Page MenuHomePhabricator

[SPIKE] Determine what – if any – changes are needed to access comment data
Closed, ResolvedPublic

Description

As part of T264885, we started storing information about comments posted to talk pages. In T280100, we documented how the data about these "comments" are being stored.

This task is about determining what – if any – changes ought to be made how data about talk pages comments are stored so we can answer analysis questions like the ones listed below.

Analysis questions

This section contains the *kinds* of questions we will want to be able to answer with this new comment data.
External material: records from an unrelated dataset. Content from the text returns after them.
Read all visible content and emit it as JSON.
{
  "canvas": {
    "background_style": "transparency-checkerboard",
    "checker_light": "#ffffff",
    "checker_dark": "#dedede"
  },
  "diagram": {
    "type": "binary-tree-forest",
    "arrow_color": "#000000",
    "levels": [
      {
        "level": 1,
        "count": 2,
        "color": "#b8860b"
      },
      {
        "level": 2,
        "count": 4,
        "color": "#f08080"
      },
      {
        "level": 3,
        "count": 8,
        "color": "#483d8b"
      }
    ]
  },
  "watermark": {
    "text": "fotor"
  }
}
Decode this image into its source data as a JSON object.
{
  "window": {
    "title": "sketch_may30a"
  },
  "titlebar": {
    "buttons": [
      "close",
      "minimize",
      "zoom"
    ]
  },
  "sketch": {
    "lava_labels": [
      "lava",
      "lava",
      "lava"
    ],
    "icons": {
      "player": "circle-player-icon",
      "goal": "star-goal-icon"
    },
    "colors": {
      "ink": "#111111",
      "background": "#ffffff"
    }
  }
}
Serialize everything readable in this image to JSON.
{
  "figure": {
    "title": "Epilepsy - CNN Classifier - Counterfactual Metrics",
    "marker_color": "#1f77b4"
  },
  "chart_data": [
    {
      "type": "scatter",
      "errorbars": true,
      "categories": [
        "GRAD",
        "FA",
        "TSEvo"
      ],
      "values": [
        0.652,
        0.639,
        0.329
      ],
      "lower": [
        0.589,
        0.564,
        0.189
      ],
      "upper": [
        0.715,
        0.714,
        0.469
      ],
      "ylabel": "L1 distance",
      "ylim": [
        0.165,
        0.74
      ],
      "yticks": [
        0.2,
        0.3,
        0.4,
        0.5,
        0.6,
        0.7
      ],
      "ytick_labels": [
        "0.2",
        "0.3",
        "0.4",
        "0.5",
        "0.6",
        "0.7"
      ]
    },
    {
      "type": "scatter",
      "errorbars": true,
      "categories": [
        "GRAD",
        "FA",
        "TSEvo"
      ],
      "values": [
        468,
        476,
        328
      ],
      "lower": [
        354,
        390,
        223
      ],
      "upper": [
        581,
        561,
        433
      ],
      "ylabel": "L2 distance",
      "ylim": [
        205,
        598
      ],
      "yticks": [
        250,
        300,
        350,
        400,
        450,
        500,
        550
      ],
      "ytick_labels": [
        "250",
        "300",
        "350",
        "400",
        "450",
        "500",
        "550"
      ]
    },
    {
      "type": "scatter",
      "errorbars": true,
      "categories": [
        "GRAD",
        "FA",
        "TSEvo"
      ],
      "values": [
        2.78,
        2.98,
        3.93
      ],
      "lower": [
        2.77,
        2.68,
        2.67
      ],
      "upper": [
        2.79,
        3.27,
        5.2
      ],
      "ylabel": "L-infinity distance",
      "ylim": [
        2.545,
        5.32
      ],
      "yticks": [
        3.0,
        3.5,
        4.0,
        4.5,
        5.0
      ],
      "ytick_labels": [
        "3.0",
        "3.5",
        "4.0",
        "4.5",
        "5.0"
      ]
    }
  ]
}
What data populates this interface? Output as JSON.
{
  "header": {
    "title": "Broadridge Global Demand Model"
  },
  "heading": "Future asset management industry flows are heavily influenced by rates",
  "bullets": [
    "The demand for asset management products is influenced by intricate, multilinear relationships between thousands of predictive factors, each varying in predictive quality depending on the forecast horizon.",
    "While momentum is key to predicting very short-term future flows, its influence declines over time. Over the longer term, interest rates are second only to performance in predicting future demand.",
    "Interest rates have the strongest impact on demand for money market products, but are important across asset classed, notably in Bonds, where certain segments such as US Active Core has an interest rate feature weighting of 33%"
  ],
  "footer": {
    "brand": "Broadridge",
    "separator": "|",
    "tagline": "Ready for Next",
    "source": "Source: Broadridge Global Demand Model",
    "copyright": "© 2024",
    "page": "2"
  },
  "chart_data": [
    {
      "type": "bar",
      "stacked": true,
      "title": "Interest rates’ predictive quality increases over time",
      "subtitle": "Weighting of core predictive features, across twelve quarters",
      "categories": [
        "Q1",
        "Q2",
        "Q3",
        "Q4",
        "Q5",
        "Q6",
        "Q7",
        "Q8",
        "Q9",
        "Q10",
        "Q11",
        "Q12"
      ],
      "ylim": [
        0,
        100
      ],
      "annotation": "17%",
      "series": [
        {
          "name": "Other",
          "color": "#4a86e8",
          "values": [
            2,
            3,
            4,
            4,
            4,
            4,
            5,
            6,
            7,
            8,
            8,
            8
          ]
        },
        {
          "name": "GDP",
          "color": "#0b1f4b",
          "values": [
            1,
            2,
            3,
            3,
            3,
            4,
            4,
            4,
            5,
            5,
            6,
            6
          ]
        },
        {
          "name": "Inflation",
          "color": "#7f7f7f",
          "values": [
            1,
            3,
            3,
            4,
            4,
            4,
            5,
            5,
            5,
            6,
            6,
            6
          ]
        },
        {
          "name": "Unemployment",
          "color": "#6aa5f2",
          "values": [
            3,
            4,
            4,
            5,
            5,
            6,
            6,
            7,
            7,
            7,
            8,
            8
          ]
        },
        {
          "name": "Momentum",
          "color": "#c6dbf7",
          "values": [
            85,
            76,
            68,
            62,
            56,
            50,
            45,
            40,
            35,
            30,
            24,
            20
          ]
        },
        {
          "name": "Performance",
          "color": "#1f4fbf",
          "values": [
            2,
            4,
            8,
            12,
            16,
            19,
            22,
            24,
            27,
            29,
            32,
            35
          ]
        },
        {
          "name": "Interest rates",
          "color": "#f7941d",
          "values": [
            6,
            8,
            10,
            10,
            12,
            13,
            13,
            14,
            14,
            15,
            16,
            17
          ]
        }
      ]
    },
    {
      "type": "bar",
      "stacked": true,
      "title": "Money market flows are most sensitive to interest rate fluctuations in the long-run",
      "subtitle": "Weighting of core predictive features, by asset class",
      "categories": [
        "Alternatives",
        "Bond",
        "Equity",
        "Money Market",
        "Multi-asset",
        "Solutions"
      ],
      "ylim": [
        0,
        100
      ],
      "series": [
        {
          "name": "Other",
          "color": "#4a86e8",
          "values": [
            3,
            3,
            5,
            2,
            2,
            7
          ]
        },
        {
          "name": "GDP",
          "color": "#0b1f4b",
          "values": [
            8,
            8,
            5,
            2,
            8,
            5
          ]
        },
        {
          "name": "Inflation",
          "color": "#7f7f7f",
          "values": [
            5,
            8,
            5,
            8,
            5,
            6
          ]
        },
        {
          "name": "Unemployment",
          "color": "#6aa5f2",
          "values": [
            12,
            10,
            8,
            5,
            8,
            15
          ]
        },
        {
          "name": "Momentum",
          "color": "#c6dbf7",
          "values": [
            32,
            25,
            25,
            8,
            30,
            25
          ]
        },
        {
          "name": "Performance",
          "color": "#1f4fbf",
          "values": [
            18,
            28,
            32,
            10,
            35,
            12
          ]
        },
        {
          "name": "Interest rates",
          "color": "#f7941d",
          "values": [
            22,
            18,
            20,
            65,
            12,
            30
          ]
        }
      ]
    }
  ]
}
Some of the questions below from T274215 and T262107.

  • "On average, how many comments are posted to sections on article talk pages, grouped by project and experience level?"
  • "On average, how much time elapses between when "User A" creates a new section on a talk page (article, user, or otherwise) and "User B" posts a comment in that same section?"
  • "On average, how many comments do Junior and Senior Contributors post to talk pages within a defined timeframe?"

Instrumentation needs

TBD

Done

  • The ===Instrumentation needs section above contains either:
    • A) Specifications for how what was implemented in T264885 [and documented in T280100] needs to be adjusted in order to answer the questions listed in the ===Analysis questions above OR
    • B) Confirmation that no adjustments to what was implemented in T264885 [and documented in T280100] in order to answer the questions listed in the ===Analysis questions above

Event Timeline

ppelberg moved this task from Backlog to Triaged on the DiscussionTools board.
ppelberg moved this task from Backlog to Analytics on the Editing-team (Tracking) board.

Next Steps

  • @MNeisler to confirm whether the new Talk_page_event schema will enable us to answer the question below or whether additional instrumentation is needed.

"On average, how much time elapses between when "User A" creates a new section on a talk page (article, user, or otherwise) and "User B" posts a comment in that same section?"

"On average, how much time elapses between when "User A" creates a new section on a talk page (article, user, or otherwise) and "User B" posts a comment in that same section?"

@ppelberg - I've confirmed that the new talk_page_edit schema will enable us to answer this question.

For reference, I'm documenting the field that would be used to answer this question below:

  • distinct logged-in users ("User A vs User B"): performer.user_id
  • Creates new section:
      • action = publish : new section posted
      • comment_id: Unique identifier of the comment that the user just posted.
      • comment_parent_id: If this is a top-level comment this will be the identifier of the heading (topic_id)
    • meta.dt: timestamp of event
  • Posts a comment in that same section:
    • action = publish: comment published
    • comment_id: Unique identifier of the comment that the user just posted.
    • topic_id and comment_parent_id: use to identify if the posted comment is in the same section or new topic that "User A" created
    • meta.dt: timestamp of event.

Furhter documentation of the talk_page_edit instrumentation is available in the schema repo and instrumentation spec

"On average, how much time elapses between when "User A" creates a new section on a talk page (article, user, or otherwise) and "User B" posts a comment in that same section?"

@ppelberg - I've confirmed that the new talk_page_edit schema will enable us to answer this question.

Excellent. You confirming the above is the information we needed to remove this task as a blocker of T284848.

Resolving this as topic subscriptions has been instrumented and the analysis this work refers to was completed.